Los Carbayones comenzaron la temporada con un plantel lleno de talento y un espíritu competitivo que les diferenciaba de los demás equipos de la Segunda División. La afición, siempre fiel y apasionada, llenaba el Estadio Carlos Tartiere en cada encuentro, creando un ambiente electrizante que impulsaba a los jugadores.
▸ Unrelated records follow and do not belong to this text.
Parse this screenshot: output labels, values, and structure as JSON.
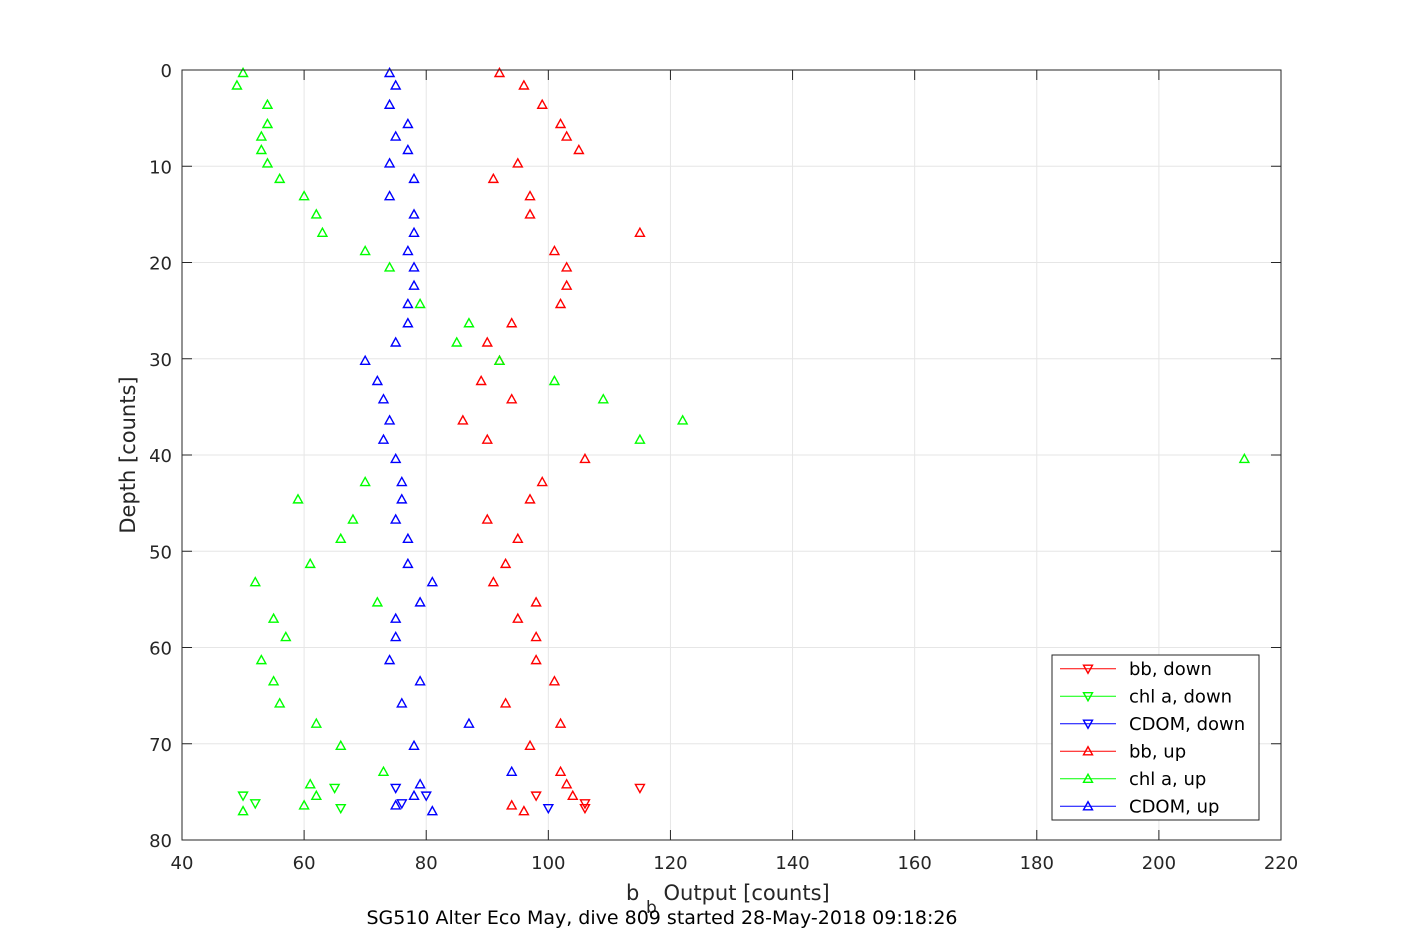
{
  "chart_data": {
    "type": "scatter",
    "title": "SG510 Alter Eco May, dive 809 started 28-May-2018 09:18:26",
    "xlabel_main": "b",
    "xlabel_sub": "b",
    "xlabel_rest": " Output [counts]",
    "ylabel": "Depth [counts]",
    "xlim": [
      40,
      220
    ],
    "ylim": [
      0,
      80
    ],
    "y_reversed": true,
    "grid": true,
    "legend_position": "bottom-right",
    "xticks": [
      40,
      60,
      80,
      100,
      120,
      140,
      160,
      180,
      200,
      220
    ],
    "yticks": [
      0,
      10,
      20,
      30,
      40,
      50,
      60,
      70,
      80
    ],
    "series": [
      {
        "name": "bb, down",
        "color": "#ff0000",
        "marker": "triangle-down",
        "points": [
          [
            115,
            74.6
          ],
          [
            98,
            75.4
          ],
          [
            106,
            76.2
          ],
          [
            106,
            76.7
          ]
        ]
      },
      {
        "name": "chl a, down",
        "color": "#00ff00",
        "marker": "triangle-down",
        "points": [
          [
            65,
            74.6
          ],
          [
            50,
            75.4
          ],
          [
            52,
            76.2
          ],
          [
            66,
            76.7
          ]
        ]
      },
      {
        "name": "CDOM, down",
        "color": "#0000ff",
        "marker": "triangle-down",
        "points": [
          [
            75,
            74.6
          ],
          [
            80,
            75.4
          ],
          [
            76,
            76.2
          ],
          [
            100,
            76.7
          ]
        ]
      },
      {
        "name": "bb, up",
        "color": "#ff0000",
        "marker": "triangle-up",
        "points": [
          [
            92,
            0.3
          ],
          [
            96,
            1.6
          ],
          [
            99,
            3.6
          ],
          [
            102,
            5.6
          ],
          [
            103,
            6.9
          ],
          [
            105,
            8.3
          ],
          [
            95,
            9.7
          ],
          [
            91,
            11.3
          ],
          [
            97,
            13.1
          ],
          [
            97,
            15.0
          ],
          [
            115,
            16.9
          ],
          [
            101,
            18.8
          ],
          [
            103,
            20.5
          ],
          [
            103,
            22.4
          ],
          [
            102,
            24.3
          ],
          [
            94,
            26.3
          ],
          [
            90,
            28.3
          ],
          [
            92,
            30.2
          ],
          [
            89,
            32.3
          ],
          [
            94,
            34.2
          ],
          [
            86,
            36.4
          ],
          [
            90,
            38.4
          ],
          [
            106,
            40.4
          ],
          [
            99,
            42.8
          ],
          [
            97,
            44.6
          ],
          [
            90,
            46.7
          ],
          [
            95,
            48.7
          ],
          [
            93,
            51.3
          ],
          [
            91,
            53.2
          ],
          [
            98,
            55.3
          ],
          [
            95,
            57.0
          ],
          [
            98,
            58.9
          ],
          [
            98,
            61.3
          ],
          [
            101,
            63.5
          ],
          [
            93,
            65.8
          ],
          [
            102,
            67.9
          ],
          [
            97,
            70.2
          ],
          [
            102,
            72.9
          ],
          [
            103,
            74.2
          ],
          [
            104,
            75.4
          ],
          [
            94,
            76.4
          ],
          [
            96,
            77.0
          ]
        ]
      },
      {
        "name": "chl a, up",
        "color": "#00ff00",
        "marker": "triangle-up",
        "points": [
          [
            50,
            0.3
          ],
          [
            49,
            1.6
          ],
          [
            54,
            3.6
          ],
          [
            54,
            5.6
          ],
          [
            53,
            6.9
          ],
          [
            53,
            8.3
          ],
          [
            54,
            9.7
          ],
          [
            56,
            11.3
          ],
          [
            60,
            13.1
          ],
          [
            62,
            15.0
          ],
          [
            63,
            16.9
          ],
          [
            70,
            18.8
          ],
          [
            74,
            20.5
          ],
          [
            79,
            24.3
          ],
          [
            87,
            26.3
          ],
          [
            85,
            28.3
          ],
          [
            92,
            30.2
          ],
          [
            101,
            32.3
          ],
          [
            109,
            34.2
          ],
          [
            122,
            36.4
          ],
          [
            115,
            38.4
          ],
          [
            214,
            40.4
          ],
          [
            70,
            42.8
          ],
          [
            59,
            44.6
          ],
          [
            68,
            46.7
          ],
          [
            66,
            48.7
          ],
          [
            61,
            51.3
          ],
          [
            52,
            53.2
          ],
          [
            72,
            55.3
          ],
          [
            55,
            57.0
          ],
          [
            57,
            58.9
          ],
          [
            53,
            61.3
          ],
          [
            55,
            63.5
          ],
          [
            56,
            65.8
          ],
          [
            62,
            67.9
          ],
          [
            66,
            70.2
          ],
          [
            73,
            72.9
          ],
          [
            61,
            74.2
          ],
          [
            62,
            75.4
          ],
          [
            60,
            76.4
          ],
          [
            50,
            77.0
          ]
        ]
      },
      {
        "name": "CDOM, up",
        "color": "#0000ff",
        "marker": "triangle-up",
        "points": [
          [
            74,
            0.3
          ],
          [
            75,
            1.6
          ],
          [
            74,
            3.6
          ],
          [
            77,
            5.6
          ],
          [
            75,
            6.9
          ],
          [
            77,
            8.3
          ],
          [
            74,
            9.7
          ],
          [
            78,
            11.3
          ],
          [
            74,
            13.1
          ],
          [
            78,
            15.0
          ],
          [
            78,
            16.9
          ],
          [
            77,
            18.8
          ],
          [
            78,
            20.5
          ],
          [
            78,
            22.4
          ],
          [
            77,
            24.3
          ],
          [
            77,
            26.3
          ],
          [
            75,
            28.3
          ],
          [
            70,
            30.2
          ],
          [
            72,
            32.3
          ],
          [
            73,
            34.2
          ],
          [
            74,
            36.4
          ],
          [
            73,
            38.4
          ],
          [
            75,
            40.4
          ],
          [
            76,
            42.8
          ],
          [
            76,
            44.6
          ],
          [
            75,
            46.7
          ],
          [
            77,
            48.7
          ],
          [
            77,
            51.3
          ],
          [
            81,
            53.2
          ],
          [
            79,
            55.3
          ],
          [
            75,
            57.0
          ],
          [
            75,
            58.9
          ],
          [
            74,
            61.3
          ],
          [
            79,
            63.5
          ],
          [
            76,
            65.8
          ],
          [
            87,
            67.9
          ],
          [
            78,
            70.2
          ],
          [
            94,
            72.9
          ],
          [
            79,
            74.2
          ],
          [
            78,
            75.4
          ],
          [
            75,
            76.4
          ],
          [
            81,
            77.0
          ]
        ]
      }
    ]
  }
}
A lo largo de la temporada, los momentos clave se sucedieron. Recuerdos de partidos inolvidables, donde el equipo mostró su capacidad de remontar y su voluntad de luchar hasta el último minuto, se convirtieron en la norma. El partido contra el Sevilla Atlético, donde el equipo consiguió una victoria crucial, fue uno de esos hitos que consolidó la confianza en el grupo.
Uno de los jugadores más destacados de esa temporada fue el delantero José Luis Rodríguez, conocido como 'Pato', quien se convirtió en el máximo goleador del equipo. Su capacidad para encontrar la red en momentos decisivos fue fundamental para mantener al Real Oviedo en la lucha por el ascenso. La combinación de su talento y el trabajo en equipo del resto de sus compañeros estableció una química que sería difícil de igualar.
El final de la temporada llegó con la emoción palpable en el aire. Real Oviedo necesitaba un resultado positivo en la última jornada para asegurar su ascenso a la Primera División. Los aficionados, que habían apoyado al equipo en todos los altibajos, llenaron el Tartiere, creando un ambiente de expectación y esperanza.
Con el pitido final, que confirmó el ascenso, la celebración estalló en el estadio. La alegría compartida entre los jugadores y la afición marcó una de las noches más memorables en la historia del club. La temporada 1985-86 no solo significó un ascenso, sino que también solidificó la identidad del Real Oviedo como un club que nunca se rinde y que siempre lucha por sus sueños.
Hoy, al mirar hacia atrás en esa temporada, los Carbayones continúan sintiendo el orgullo de haber sido parte de un momento tan significativo. La historia de esa campaña sigue inspirando a nuevas generaciones de aficionados, recordándoles que el verdadero espíritu del Real Oviedo se forja en la lucha y en la unidad de su gente.
Así, la temporada 1985-86 se mantiene viva en la memoria colectiva de todos los que llevan el corazón azul en su pecho, un testimonio del legado que Real Oviedo ha construido a lo largo de los años.